You will be presented with a series of hypothetical events. For each event, you will submit a probability \(p \in [0, 1]\) that the event occurs before the end of the year.
Your score is the sum of your scores across all events. Your score on one event is defined according to an adjusted logarithmic scoring rule.
\[ \mathsf{score}(p) = \begin{cases} \ln p - \ln 0.5 & \text{if event occurs} \\ \ln (1 - p) - \ln 0.5 & \text{otherwise} \end{cases} \]
Define “scaling \(p\) by confidence \(c\)” as
\[ \mathsf{scale}_c(p) = \frac{p^c}{p^c + (1 - p)^c} \]

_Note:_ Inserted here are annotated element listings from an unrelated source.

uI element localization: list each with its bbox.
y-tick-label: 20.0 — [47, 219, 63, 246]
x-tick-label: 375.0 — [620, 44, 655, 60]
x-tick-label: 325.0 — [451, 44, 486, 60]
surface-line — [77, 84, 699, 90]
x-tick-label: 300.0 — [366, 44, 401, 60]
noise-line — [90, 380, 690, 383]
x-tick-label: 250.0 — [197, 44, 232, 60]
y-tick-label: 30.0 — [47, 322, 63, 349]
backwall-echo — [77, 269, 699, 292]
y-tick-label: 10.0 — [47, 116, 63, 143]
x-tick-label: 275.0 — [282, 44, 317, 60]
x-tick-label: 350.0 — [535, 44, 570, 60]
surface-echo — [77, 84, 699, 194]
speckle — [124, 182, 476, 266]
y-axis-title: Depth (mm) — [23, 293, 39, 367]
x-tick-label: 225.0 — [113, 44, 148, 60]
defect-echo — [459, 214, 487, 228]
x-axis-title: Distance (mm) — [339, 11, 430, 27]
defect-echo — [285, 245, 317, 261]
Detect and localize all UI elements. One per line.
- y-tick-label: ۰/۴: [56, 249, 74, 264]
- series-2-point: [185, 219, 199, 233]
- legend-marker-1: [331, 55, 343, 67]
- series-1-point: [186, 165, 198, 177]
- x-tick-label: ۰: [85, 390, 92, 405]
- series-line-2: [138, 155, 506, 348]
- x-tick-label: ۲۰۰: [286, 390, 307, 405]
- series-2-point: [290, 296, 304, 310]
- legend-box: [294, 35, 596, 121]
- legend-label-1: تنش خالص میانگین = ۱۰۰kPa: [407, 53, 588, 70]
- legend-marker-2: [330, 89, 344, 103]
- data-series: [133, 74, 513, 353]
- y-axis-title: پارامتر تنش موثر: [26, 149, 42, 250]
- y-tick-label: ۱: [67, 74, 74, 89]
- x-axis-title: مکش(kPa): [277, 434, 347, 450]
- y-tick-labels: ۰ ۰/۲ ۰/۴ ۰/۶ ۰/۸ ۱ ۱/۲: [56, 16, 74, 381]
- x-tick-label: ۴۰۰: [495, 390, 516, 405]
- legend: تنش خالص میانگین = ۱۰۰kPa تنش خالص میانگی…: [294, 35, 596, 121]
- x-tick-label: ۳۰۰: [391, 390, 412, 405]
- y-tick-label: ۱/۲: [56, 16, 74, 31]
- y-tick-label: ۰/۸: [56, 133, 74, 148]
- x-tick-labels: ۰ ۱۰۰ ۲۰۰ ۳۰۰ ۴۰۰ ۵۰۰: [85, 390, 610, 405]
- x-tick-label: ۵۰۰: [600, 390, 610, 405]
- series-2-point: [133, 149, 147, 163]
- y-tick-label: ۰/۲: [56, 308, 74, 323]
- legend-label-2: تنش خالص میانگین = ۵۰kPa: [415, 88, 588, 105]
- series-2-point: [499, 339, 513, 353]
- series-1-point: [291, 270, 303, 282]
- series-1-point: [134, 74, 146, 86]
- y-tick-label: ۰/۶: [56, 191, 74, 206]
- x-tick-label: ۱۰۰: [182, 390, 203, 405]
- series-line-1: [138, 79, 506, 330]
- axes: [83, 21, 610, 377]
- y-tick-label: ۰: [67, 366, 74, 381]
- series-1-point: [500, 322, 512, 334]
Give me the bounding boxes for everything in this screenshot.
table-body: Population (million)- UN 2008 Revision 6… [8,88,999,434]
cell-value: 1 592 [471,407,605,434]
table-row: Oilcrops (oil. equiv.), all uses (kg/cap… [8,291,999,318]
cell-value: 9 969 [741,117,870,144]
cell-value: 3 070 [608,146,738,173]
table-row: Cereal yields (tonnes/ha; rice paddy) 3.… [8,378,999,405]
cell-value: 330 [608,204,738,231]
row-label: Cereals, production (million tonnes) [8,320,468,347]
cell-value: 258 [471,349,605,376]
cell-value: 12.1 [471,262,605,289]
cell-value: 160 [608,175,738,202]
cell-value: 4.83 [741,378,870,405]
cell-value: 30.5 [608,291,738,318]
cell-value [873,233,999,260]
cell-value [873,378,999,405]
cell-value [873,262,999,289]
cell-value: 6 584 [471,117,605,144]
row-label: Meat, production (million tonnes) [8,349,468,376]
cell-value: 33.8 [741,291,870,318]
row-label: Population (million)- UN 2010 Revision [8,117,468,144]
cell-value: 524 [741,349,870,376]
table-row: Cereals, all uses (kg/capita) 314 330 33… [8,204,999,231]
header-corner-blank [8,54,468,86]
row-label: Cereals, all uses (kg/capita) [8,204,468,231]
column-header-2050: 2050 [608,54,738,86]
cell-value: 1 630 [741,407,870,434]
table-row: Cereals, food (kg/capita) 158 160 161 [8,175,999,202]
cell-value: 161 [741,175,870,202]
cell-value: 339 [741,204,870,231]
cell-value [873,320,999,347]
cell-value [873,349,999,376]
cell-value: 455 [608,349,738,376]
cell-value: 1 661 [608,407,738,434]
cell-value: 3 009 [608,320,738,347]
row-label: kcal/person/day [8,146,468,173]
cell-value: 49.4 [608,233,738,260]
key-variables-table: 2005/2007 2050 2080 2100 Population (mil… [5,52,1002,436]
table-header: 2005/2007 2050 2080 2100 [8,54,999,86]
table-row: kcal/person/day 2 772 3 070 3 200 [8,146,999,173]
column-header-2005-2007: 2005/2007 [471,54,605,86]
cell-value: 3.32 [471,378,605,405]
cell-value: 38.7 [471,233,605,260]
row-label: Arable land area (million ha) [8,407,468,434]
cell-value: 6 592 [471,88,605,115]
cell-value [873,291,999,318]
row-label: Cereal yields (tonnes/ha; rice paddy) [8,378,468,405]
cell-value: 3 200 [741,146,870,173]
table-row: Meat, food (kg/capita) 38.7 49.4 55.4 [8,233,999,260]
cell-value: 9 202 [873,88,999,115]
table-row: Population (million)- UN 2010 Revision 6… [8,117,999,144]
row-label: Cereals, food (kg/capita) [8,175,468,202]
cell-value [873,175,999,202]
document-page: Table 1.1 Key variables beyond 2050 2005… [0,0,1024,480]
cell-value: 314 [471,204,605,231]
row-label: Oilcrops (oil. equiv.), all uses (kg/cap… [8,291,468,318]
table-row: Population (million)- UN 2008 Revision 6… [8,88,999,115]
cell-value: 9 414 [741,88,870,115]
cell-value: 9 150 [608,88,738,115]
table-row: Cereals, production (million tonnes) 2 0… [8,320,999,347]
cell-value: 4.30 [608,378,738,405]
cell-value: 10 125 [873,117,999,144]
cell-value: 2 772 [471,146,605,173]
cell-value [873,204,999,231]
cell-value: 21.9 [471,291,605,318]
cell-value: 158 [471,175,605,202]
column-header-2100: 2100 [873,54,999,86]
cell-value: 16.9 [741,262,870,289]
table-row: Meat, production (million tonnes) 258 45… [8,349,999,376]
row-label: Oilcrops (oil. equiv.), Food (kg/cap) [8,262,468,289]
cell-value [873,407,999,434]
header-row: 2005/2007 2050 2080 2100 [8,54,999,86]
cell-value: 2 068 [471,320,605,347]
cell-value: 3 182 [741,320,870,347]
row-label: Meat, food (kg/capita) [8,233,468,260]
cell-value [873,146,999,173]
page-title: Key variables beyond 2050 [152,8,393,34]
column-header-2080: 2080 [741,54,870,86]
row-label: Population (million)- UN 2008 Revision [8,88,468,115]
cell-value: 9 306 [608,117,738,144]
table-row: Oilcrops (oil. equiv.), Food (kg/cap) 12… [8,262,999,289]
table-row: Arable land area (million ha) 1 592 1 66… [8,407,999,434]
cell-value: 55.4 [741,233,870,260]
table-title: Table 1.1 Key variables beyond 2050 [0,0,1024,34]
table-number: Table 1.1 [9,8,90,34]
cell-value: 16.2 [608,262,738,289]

Let \(\mathsf{score}_c(p)\) be your score if you scale \(p\) by confidence \(c\). \(\mathsf{score}_c(p)\) is concave in \(c\), so there exists some \(c\) that maximizes it. Your confidence is the multiplicative inverse of this optimal \(c\).
A confidence greater than \(1\) means you are overconfident, a confidence of \(1\) means you are perfectly confident, and a confidence less than \(1\) means you are underconfident. A confidence less than \(0\) also indicates that you would have been better off submitting probabilities in the opposite direction.
For example, if your score would have been maximized by scaling your probabilities by \(2\), then your confidence is \(0.5\) and you were underconfident.
The methodology is described in my blog post Scaling Probability by Confidence.